If you install Lycoris from its repo separately then you can use 'lycoris.kohya' with dora/decompose and the results will be even better. However, the conversion script doesn’t fully support Dora weights yet. The converted Dora will still work in Comfy though and produce better likeness than a normal lora. I am hoping Musubi gets updated to support proper conversion of Dora weights, or Comfy builds support. I doubt Comfy will be updated though, there were some pretty salty comments in the github discussions on this topic 😆.
Use a sample prompts file and have it write out prompts and save every X epochs, then review the samples and select the version that captures the subjects likeness to an acceptable level with the lowest number of steps. Overtraining isn’t super obvious with these models like with some image models. As steps increase, flexibility will decrease, you won’t see it so much in the samples but you’ll feel it when prompting later so go with the least amount of training you can do while still capturing your subject.

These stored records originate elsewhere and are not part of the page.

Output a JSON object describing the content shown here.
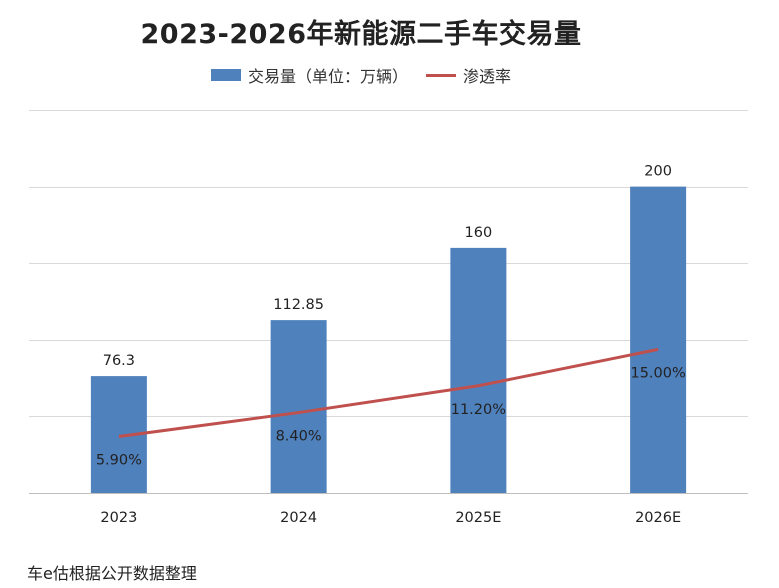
{
  "colors": {
    "bar": "#4f81bd",
    "line": "#c0504d",
    "grid": "#d9d9d9",
    "text": "#222222"
  },
  "chart_data": {
    "type": "bar",
    "title": "2023-2026年新能源二手车交易量",
    "categories": [
      "2023",
      "2024",
      "2025E",
      "2026E"
    ],
    "series": [
      {
        "name": "交易量（单位：万辆）",
        "type": "bar",
        "values": [
          76.3,
          112.85,
          160,
          200
        ],
        "labels": [
          "76.3",
          "112.85",
          "160",
          "200"
        ]
      },
      {
        "name": "渗透率",
        "type": "line",
        "values": [
          5.9,
          8.4,
          11.2,
          15.0
        ],
        "labels": [
          "5.90%",
          "8.40%",
          "11.20%",
          "15.00%"
        ]
      }
    ],
    "ylim": [
      0,
      250
    ],
    "y2lim": [
      0,
      40
    ],
    "y_axis_visible": false,
    "grid": true,
    "legend_position": "top-center"
  },
  "source_note": "车e估根据公开数据整理"
}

If you have less than 24gb of VRAM, then adjust the blocks to swap setting upward. I think it has to be an even number, at least 4, maybe only in multiples of 2? I couldn't find any solid documentation on this but there are some numbers that generated an error during training for me. If you run into an error just adjust up/down by two, make sure it's even, and try again.
I've attached sample files including the commands I use for training. Just install https://github.com/kohya-ss/musubi-tuner following the instructions on the GitHub page (I highly recommend a python venv or conda environment), optionally install Lycoris if you want to use dora, prep your dataset, and then customize the example files attached and run.
Good luck and god speed.